Certo, “Iddu” ci ha messo e sta mettendo i soldi. Ma non basterebbero e non basteranno a scuotere il nostro storico torpore, la nostra tradizionale apatia. Quel che conta è la visione (finalmente) di un futuro, di una strada da percorrere, di un cammino da scoprire. È rinato un sogno, forse meglio dire il sogno. Con il denaro, certo, ma anche (e soprattutto) con una scarica di adrenalina senza precedenti. Di cui avevamo bisogno. Arriveranno anche i tempi delle critiche (qualcuna, anzi, già serpeggia) e dell’ironia. Poco importa. Ciò che conta è che ci siamo scossi, interessati.
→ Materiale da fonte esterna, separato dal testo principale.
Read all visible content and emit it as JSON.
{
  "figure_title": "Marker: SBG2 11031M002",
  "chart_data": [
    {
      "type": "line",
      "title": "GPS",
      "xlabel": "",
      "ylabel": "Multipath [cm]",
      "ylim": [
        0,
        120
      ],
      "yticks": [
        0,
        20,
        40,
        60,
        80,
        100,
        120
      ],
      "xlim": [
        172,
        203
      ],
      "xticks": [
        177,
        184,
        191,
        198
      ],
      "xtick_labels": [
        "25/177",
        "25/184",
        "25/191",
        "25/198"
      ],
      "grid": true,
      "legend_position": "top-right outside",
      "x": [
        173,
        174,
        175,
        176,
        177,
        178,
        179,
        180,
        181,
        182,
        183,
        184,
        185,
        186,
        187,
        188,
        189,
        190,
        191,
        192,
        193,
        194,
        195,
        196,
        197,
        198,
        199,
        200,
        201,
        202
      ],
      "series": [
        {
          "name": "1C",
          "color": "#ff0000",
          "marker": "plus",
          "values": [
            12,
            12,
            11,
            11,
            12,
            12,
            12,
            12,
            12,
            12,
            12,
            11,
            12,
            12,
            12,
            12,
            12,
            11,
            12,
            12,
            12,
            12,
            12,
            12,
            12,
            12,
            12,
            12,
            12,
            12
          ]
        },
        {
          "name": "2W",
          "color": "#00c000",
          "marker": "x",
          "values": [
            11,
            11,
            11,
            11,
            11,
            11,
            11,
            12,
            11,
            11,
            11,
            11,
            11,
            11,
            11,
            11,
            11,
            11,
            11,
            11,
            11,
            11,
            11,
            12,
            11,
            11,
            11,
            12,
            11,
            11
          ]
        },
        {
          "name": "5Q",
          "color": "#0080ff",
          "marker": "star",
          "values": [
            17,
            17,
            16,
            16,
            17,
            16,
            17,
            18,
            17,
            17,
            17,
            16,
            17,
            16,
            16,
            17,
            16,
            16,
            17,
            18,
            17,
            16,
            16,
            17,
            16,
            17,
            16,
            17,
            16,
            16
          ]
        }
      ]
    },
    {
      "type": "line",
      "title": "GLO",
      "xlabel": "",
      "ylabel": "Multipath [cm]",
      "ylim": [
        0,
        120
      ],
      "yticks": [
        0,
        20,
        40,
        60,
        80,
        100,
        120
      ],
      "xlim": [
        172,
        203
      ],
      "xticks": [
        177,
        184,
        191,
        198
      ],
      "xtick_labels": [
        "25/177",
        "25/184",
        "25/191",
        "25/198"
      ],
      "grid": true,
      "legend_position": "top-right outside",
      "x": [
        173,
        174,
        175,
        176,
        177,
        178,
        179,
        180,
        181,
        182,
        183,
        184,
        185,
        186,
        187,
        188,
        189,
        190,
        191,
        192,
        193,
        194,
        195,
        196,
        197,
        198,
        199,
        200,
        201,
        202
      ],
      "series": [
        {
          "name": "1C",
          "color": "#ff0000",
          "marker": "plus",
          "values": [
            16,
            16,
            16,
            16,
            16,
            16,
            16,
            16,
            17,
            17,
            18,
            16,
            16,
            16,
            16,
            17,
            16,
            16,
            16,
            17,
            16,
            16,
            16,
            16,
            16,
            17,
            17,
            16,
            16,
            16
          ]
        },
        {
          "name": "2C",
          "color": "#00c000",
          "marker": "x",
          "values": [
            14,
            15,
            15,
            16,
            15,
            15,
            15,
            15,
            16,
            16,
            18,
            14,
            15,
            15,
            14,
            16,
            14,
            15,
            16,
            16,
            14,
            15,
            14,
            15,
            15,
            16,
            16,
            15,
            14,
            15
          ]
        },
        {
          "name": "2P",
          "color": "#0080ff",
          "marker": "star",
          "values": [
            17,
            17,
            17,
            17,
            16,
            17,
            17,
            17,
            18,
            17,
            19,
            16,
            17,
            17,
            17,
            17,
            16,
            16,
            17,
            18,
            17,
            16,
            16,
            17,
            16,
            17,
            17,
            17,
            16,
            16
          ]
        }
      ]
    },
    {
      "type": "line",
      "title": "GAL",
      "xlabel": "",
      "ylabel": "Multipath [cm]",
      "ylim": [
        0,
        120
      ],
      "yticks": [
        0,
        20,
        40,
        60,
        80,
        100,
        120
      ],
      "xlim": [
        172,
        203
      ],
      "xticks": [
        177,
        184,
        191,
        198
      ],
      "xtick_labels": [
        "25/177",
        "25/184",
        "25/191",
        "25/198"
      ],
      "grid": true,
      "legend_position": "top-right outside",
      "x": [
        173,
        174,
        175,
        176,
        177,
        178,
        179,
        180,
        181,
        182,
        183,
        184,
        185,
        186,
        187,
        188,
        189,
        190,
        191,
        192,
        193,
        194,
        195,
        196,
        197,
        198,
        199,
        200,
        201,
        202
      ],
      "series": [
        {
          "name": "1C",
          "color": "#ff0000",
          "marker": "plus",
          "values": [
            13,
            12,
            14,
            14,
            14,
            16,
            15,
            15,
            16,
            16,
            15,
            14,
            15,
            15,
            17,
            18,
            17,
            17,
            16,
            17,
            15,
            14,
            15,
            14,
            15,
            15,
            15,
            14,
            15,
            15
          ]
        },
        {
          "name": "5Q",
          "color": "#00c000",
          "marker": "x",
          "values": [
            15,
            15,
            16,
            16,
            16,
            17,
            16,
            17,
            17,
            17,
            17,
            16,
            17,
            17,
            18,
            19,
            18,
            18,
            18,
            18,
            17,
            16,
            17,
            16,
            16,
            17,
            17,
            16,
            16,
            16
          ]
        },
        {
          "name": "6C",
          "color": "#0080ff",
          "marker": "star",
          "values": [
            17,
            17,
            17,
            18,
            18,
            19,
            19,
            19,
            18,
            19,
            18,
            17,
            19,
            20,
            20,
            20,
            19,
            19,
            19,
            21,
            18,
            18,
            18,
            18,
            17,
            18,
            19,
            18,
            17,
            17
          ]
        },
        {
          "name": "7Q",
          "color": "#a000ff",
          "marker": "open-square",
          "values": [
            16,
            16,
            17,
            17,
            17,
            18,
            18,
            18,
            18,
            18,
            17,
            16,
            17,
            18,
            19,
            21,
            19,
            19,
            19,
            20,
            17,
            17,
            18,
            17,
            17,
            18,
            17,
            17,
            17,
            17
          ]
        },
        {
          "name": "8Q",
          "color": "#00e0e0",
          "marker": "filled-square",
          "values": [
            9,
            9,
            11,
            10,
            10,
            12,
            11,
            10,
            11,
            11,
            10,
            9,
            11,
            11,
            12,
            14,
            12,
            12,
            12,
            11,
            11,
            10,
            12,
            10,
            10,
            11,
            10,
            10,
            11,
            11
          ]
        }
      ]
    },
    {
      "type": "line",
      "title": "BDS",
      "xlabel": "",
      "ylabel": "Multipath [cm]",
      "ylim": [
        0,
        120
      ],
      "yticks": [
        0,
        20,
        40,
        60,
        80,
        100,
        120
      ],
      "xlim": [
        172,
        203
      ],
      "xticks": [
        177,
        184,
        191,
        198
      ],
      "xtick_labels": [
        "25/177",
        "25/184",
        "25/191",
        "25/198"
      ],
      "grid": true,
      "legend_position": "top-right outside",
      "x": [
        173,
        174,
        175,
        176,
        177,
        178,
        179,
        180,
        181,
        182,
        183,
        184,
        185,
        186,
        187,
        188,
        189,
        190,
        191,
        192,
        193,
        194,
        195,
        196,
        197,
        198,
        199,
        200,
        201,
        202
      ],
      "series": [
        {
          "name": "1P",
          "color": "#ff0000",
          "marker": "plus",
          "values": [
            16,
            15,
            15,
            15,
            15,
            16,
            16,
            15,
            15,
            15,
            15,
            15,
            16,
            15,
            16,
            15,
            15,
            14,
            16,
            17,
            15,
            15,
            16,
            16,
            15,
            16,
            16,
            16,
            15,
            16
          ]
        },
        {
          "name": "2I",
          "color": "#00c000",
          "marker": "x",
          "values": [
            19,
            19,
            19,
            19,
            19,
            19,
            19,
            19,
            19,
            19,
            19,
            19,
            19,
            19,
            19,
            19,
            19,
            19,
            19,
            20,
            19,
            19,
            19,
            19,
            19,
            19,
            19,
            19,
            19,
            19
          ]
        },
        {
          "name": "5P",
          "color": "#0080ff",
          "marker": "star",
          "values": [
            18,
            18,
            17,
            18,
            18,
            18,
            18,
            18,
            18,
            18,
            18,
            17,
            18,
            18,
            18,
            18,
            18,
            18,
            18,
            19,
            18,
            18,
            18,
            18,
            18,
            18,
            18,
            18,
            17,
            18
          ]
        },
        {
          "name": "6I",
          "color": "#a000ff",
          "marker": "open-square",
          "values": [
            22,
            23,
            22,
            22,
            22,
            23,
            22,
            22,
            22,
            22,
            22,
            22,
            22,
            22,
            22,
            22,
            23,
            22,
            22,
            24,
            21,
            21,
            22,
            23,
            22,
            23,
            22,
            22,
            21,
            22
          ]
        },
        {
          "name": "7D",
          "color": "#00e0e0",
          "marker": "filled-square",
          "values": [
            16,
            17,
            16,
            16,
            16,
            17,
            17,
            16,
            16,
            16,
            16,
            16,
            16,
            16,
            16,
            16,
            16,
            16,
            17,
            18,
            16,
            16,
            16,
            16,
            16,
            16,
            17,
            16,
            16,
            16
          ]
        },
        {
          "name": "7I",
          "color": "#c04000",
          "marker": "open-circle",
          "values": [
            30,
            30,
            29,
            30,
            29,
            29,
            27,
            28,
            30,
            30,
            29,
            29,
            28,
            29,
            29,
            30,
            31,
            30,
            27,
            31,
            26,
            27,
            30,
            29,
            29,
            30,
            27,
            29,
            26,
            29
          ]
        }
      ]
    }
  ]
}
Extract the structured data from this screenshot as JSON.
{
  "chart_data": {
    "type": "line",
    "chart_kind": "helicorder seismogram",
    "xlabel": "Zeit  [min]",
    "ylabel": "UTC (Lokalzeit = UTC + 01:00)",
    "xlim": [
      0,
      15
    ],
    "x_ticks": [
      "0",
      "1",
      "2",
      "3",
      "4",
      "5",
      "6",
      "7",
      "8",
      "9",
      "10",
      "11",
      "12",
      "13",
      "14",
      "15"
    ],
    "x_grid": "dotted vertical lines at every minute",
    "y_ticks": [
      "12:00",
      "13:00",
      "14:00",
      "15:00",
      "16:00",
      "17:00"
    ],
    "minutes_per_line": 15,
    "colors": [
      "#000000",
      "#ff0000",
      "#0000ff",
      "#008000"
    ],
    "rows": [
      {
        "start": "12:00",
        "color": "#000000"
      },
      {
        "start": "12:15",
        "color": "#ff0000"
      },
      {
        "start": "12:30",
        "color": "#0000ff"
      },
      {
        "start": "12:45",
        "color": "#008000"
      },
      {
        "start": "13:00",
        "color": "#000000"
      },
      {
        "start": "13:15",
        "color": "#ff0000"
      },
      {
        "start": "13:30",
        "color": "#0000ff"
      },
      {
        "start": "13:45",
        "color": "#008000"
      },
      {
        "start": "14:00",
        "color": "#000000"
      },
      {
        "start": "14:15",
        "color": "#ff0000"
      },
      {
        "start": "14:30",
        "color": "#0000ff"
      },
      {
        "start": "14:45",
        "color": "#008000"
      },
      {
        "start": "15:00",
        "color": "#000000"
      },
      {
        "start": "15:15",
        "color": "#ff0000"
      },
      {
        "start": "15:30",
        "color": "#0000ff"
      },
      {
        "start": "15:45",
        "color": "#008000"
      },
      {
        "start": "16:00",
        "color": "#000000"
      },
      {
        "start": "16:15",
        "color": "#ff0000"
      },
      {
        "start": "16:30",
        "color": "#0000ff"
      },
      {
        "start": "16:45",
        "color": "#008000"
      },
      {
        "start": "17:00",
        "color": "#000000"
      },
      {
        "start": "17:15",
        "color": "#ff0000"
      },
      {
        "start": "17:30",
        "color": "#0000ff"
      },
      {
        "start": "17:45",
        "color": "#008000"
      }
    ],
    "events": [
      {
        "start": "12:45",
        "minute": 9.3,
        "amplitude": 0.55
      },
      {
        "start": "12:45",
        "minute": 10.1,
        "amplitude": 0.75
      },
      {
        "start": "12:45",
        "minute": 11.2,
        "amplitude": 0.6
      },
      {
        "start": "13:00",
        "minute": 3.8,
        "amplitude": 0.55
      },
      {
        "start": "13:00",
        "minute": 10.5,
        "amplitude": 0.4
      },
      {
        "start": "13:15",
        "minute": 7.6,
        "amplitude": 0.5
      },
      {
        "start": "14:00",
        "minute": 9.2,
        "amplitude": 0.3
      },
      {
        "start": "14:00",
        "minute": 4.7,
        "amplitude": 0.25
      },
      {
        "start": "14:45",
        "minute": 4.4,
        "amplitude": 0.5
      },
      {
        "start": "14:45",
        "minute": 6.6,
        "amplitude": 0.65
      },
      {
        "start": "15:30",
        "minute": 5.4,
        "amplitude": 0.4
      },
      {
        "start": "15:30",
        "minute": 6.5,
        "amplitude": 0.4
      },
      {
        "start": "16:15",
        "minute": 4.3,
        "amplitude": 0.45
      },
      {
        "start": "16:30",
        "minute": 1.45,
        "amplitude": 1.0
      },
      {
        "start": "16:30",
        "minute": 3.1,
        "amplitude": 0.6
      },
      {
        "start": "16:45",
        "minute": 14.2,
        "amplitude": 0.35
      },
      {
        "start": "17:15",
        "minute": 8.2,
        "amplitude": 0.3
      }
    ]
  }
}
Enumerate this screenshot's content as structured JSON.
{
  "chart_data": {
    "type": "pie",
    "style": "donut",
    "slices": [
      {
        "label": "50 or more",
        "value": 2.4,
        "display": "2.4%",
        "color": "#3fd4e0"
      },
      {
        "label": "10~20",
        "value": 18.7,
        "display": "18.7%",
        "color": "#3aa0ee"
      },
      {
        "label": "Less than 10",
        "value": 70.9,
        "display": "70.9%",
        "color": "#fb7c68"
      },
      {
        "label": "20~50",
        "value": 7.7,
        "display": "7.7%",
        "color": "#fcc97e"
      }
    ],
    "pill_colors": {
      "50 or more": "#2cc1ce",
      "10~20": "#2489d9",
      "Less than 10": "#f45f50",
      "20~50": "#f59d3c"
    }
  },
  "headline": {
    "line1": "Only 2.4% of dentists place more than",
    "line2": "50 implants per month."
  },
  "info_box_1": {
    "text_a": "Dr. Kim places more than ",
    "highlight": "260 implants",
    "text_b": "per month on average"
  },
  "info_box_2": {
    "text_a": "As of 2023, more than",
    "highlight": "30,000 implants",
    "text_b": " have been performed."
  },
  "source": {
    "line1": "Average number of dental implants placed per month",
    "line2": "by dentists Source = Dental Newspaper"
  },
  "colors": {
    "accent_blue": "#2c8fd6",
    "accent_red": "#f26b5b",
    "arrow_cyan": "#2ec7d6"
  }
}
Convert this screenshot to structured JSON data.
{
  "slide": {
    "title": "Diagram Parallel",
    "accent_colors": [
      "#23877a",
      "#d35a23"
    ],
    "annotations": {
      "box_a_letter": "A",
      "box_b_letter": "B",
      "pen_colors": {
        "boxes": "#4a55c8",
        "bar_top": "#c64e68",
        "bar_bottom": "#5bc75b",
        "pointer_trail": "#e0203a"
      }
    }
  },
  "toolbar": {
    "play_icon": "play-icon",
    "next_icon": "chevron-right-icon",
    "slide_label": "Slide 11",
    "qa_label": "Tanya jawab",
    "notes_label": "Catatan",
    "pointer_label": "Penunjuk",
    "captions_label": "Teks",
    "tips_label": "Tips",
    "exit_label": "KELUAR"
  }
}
Che abbiamo riscoperto passioni e fremiti. Speranze e prospettive.
Ricordate quel meraviglioso striscione che campeggiava a Cremona, il giorno della prima promozione in serie B, all’interno di una curva tinta solo di granata? Il mio amico Paolo Bevilacqua lo ideò, scrivendo un commovente invito ai giocatori del Trapani. Un invito semplice e profondo: vincete “Per i nostri figli”.
Ecco, dopo tanto tempo, in questa città, ho la sensazione che si stia facendo qualcosa per loro. Per i nostri figli. E tanto basta.